Walking into the theatre as an Aussie who’s mad for Bulgakov’s unhinged masterpiece but doesn’t speak a lick of Russian aside from a few swear words, ordering vodka and some pleasantries, I’m already leaning into the absurd.
The first stop? The bar. Here, I am raising a couple of vodka shots at the bar and voicing “vashé zdorovye” in unison with my good Polish mate along for the ride while surveying my surrounds. I can feel the anticipatory vibe of the crowd.
While I am in one of my favourite Brisbane live performance venues, tonight it carries the din of fluent Russian dialogue. I feel like a tourist in my own town. By the time we take our seats, I have become fully aware there will be no surtitles, no safety net – just my memory of that hallucinatory novel and a quiet nod to theatrical chaos. Yep. I’m surrendering myself fully to the unknown – appropriately enough for a story where the Devil drops into Moscow to dismantle reality.
The lights dim, the curtains are drawn to reveal the characters to us, the expectant audience. The stage is simple, fixed: a park bench to the side, Woland’s throne in red and gold sitting back and centre under a heavy full moon backdrop, and a fire crackling opposite the bench. No fancy scene changes, no shifting staircases or balconies – just these few pieces holding the entire crazy cosmos together, asking us to imagine the rest.
Latvian, Ivars Kalniņš as Woland is sitting poised on his throne and flanked by his henchmen. He is smirking like he’s seen this audience’s soul and judged it delightfully corrupt. Not your fire-and-brimstone devil, more like a stiff bureaucrat from hell’s HR department, quietly judging everyone’s sins with that infuriating, knowing grin. The chaos unfurls before us.
Russian dialogue flooding the theatre like thick incense – rapid, dense, impossible for me to catch a word. But that’s the whole point. I’m not translating, I’m feeling it – the rhythm, the pulse. Just like the drums pounding. The actors aren’t just speaking, they’re moving through it, casting spells with voice and gesture. The language crashes over me like a storm, and I’m letting it wash through without fighting it.
Ukrainian actress, Veronika Moroz appears to be the humanoid transformation of Behemoth. I take this from the subtle gestures, mischievous expressions, and stylised paw-like movement. She brings a sophisticated twist playing up the dark humour, the quick wit, the gleeful chaos of Behemoth, while evoking that eerie, magical realism central to Bulgakov’s world.
Before us, the actors are not just speaking, but dancing, incanting to the score.

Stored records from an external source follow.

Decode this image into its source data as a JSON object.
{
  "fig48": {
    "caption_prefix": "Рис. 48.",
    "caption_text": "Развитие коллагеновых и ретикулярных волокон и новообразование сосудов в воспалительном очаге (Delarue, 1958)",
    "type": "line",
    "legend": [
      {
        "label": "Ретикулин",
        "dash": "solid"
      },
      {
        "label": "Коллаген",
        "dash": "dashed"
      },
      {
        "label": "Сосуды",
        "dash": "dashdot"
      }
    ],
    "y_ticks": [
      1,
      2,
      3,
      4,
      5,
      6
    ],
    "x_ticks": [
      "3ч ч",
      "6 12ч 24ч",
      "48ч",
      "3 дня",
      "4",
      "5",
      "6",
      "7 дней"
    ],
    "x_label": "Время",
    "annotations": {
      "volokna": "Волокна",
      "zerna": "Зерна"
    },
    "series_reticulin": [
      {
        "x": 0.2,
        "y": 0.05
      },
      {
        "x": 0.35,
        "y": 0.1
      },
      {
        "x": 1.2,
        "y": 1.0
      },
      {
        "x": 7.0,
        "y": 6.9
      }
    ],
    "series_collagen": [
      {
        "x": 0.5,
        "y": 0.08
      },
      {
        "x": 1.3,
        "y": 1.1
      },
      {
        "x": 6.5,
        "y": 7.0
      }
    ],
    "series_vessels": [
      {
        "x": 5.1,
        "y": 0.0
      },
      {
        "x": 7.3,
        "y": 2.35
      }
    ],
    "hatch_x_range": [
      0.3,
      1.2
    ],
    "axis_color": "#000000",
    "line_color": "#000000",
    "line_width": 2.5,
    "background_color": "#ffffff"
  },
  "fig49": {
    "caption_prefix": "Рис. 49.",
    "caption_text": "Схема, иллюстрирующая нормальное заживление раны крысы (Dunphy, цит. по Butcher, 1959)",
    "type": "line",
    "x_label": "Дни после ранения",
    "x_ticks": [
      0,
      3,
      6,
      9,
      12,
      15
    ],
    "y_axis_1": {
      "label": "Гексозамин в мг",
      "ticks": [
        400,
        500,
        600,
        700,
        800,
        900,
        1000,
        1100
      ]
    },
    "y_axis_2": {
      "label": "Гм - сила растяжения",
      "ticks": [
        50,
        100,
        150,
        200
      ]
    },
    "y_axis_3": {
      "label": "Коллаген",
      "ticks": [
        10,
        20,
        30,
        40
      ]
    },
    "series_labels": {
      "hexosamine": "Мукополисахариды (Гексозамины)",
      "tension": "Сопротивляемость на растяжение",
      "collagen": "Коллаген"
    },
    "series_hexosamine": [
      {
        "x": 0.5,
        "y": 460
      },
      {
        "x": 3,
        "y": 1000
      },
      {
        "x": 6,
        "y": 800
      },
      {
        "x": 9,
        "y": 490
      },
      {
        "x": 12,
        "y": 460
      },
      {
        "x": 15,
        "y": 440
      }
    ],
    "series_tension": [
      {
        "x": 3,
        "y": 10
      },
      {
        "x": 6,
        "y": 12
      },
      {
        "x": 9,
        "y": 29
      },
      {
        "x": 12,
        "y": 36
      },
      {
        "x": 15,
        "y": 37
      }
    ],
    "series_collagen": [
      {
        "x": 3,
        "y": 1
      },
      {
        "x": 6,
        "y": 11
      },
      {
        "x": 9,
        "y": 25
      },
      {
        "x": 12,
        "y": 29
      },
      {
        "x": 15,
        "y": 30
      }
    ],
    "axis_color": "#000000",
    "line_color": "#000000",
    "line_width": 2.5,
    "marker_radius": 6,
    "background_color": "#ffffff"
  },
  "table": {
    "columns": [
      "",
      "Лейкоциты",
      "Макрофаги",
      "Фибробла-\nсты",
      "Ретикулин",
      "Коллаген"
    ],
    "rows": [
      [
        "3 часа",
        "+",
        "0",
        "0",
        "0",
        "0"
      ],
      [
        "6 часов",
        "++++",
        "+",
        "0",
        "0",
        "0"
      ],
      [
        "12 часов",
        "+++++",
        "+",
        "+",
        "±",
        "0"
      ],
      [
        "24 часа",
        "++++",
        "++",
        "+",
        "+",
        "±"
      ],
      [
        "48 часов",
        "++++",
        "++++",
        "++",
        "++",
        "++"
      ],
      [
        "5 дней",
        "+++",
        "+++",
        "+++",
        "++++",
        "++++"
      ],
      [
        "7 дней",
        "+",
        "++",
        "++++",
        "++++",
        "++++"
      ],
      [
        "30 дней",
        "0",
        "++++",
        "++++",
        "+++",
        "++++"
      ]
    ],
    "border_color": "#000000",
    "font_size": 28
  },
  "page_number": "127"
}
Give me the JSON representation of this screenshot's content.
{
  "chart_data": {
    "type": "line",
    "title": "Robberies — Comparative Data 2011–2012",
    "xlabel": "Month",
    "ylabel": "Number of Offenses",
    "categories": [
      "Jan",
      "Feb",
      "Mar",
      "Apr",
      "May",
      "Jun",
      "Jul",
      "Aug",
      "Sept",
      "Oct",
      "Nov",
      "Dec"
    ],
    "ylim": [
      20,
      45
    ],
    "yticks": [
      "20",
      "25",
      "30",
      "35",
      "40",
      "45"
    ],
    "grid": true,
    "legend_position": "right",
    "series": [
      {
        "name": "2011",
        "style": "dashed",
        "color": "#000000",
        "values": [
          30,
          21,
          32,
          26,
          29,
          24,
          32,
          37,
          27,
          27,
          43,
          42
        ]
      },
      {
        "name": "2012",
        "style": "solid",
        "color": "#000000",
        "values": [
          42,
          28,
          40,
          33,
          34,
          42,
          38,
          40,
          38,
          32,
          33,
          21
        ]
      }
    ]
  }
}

Meaning moving through tone, gesture, and staging instead. Letting the language wash over like a storm, not needing to translate it – just absorbing the thunder. I also take a stab that Alexey Avramenko is Koroviev, Woland's right-hand.
Margarita bursts onto the scene, wild-eyed and fierce, not walking so much as emerging from shadow. She’s burning off shame, flying naked (implied nakedness) through the air like vengeance with eyeliner. Her pain doesn’t need translation – it’s screaming in the space between words, lighting the air with desperate longing for the Master.
Everything else is conjured in our heads. The fixed set turns into ancient Jerusalem or 1930s Moscow, offices or moonlit realms – not by changing props, but by lighting, sound, and raw imagination. The fire flickers like a pissed-off god, but it is the strobing stage lights that fully give impact creating menacing shadows while the actors cavort dancing with their own flavour of menace or mercy.
The score continues to slither through scenes – sometimes lullaby, sometimes threat – dragging us in and out of madness with eerie calm. Behemoth and Koroviev even play air violin with a dark humour.
I catch flickers of the novel’s landmarks – Berlioz’s decapitation, the Satanic ball a swirling charade, Margarita’s dark pact – all staged with flair that drowns out the need to understand every word. Farce and tragedy, myth and satire, love and cosmic joke piling on like vodka shots on an empty gut.
The pace tightens for the last 40 minutes post interval. The Master hiding in manuscripts, Pilate weighed down with guilt and headaches, everyone locked in their tragic loops. The moments pile up – heads in laps, silent confessions, and the inevitable reckoning. No fancy set changes, just the same bench and throne, but everything feels heavier, more urgent.
We think it is over and applaud loudly for the cast and their intriguing and artfully delivered adaptation. However, like an encore we weren’t expecting, it concludes with a haunting song whose last notes hang in the air about our dishevelled minds until a loud applause erupts to snuff it. It sounds familiar, but I can’t name it. A fitting end to a night spent in the company of devils, dreams, and things just out of reach.
Walking out, still unsure exactly what I’ve witnessed, but knowing it’s exactly what Bulgakov would’ve wanted. A devil who never lies – just pulls back the curtain on the ridiculous truths hiding in plain sight.
Not understanding Russian? Perfect. Getting Bulgakov? Maybe. Living it? Absolutely.
Unmissable. Untranslatable (by me). Unholy in the best possible way.